Authors in Quarantine – Karen Dudley

With this this series, I am hoping to capture how this cultural moment is affecting our speculative fiction authors and how our authors are surviving during the COVID-19 outbreak

Spec Can: What have you been up to during the COVID-19 outbreak?

Karen Dudley: The pandemic really hit at terrible time for me. My dad is quite unwell and I am currently recovering from major surgery (though naturally I tell everyone the 8-inch scar on my abdomen is from a bat’leth fight). Keeping everybody (including me) together has been tough. Combined with anxiety/fear about Covid has meant that I’ve basically been doing my best interpretation of a fruit fly: buzzing around, lighting on something for a picosecond before taking off again. I haven’t cleaned closets or made bread or learned a new language or calculated the distance to Mars in Mars bars. BUT my family is (relatively) sane, the cats are happy, everyone is getting fed, and the house isn’t too gross, so I call it a win.

At first, I spent too much time reading upsetting articles, scrolling through social media, and having an occasional cry.
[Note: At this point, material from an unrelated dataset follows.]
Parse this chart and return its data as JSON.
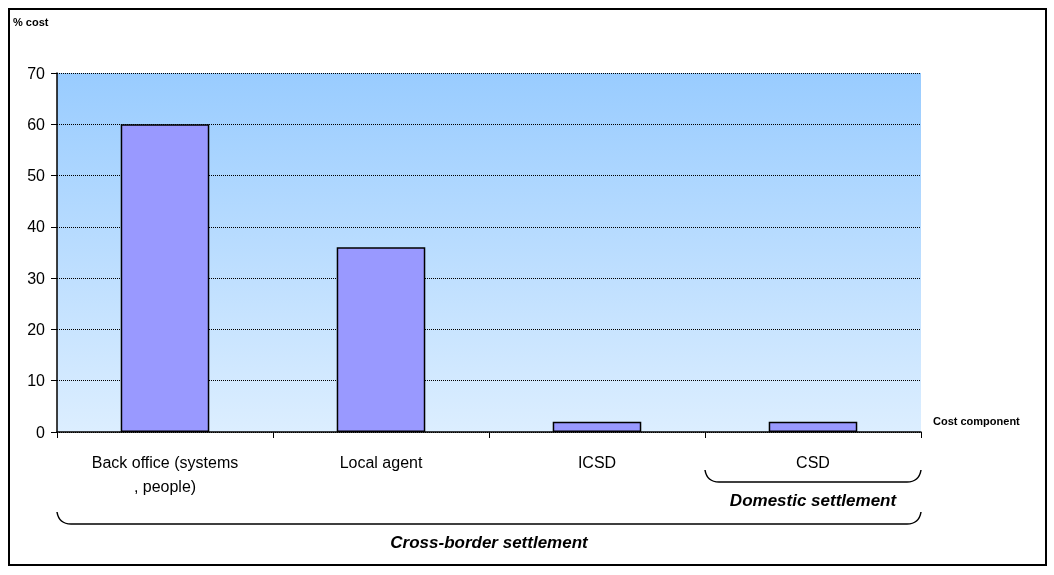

But I am trying to enjoy the beauty of a quieter, less smoggy world. I write messages of love in chalk on the sidewalk and put hearts and stuffies in the windows so kids out for their daily stroll can count them. We’ve also been taking advantage of the various productions that are streaming for free: operas, Andrew Lloyd Webber musicals, Shakespeare plays.

The other cool thing that we’re doing—the thing that is helping most to keep my daughter happy and occupied—is having theme dinners. The first (pictured above) was, not surprisingly, an ancient Greek dinner. We researched the foods, the clothing, the makeup, and the dining rooms to recreate an ancient Greek symposion. We brought out the camp cots to make dining couches and piled them with pillows. We dressed in our finest chitons and ate sesame pancakes and shrimps in honey while we listened to lyre music (thanks, Youtube!) and gossiped about how Socrates always looks like an unmade sleeping couch. It was so much fun!!! We went Medieval after that. We were nobles in our dining hall and all my grandmother’s old silver serving dishes looked amazing (though the kitten tried to make off with one of the trenchers). This weekend we’ll be dining in an Elizabethan tavern. My husband and daughter look fantastic as lace-collared dandies about town. I, however, will be a lowly serving wench.

Spec Can: How are you adapting to social distancing?

Karen Dudley: I DESPISE IT!!! I am an unabashed hugger; I HATE not being able to hug people. My husband and daughter are both introverts and it’s getting to the point where they beat a hasty retreat as soon as they see me coming. “No, Mom! Nooooo! Not another hug!!”
Needless to say, the cats are getting a lot more cuddles.
But I go for a walk every morning, and I smile at strangers as I pass by (always from at least 2 metres away). Most people smile back and I love that brief acknowledgement. The unspoken ‘I am only avoiding you because of the virus, not because of the way you look or who you are’. It lifts my heart. But I tell you, when this pandemic is over, I’m going to hug every single person I see. Every. Single. Person.

Spec Can: How is the outbreak affecting your writing?

Karen Dudley: I have to echo Kate Story here and laugh uproariously at the question. Seriously, how could something like this NOT affect one’s writing? Most days I can’t concentrate for more than five minutes at a time. It’s driving me crazy! And then there’s the problem of what to write. Before my surgery, I was working on the second book of a fantasy trilogy, but it’s set in a society on the verge of collapse. Quite frankly, I don’t want to write that right now, I’m LIVING it! And yet, I feel as though I do need to write—if only to lose myself in work for a spell. Fortunately, my daughter, who is a budding animator, had asked me a while ago to write down a story I made up for her when she was young (she wants to animate it for her grade twelve summative project). It’s a goofy tale of how our cat, Monsieur Goobère, got his stripes. When I realized that my fantasy novel wasn’t going anywhere anytime soon, I started working on the Goobère story. Not only have I been able to concentrate on it, the project has actually made me quite happy. It’s gentle and sweet and exactly what I need right now. Obviously, I hope to get back to my novel one of these days, but for now, this is enough.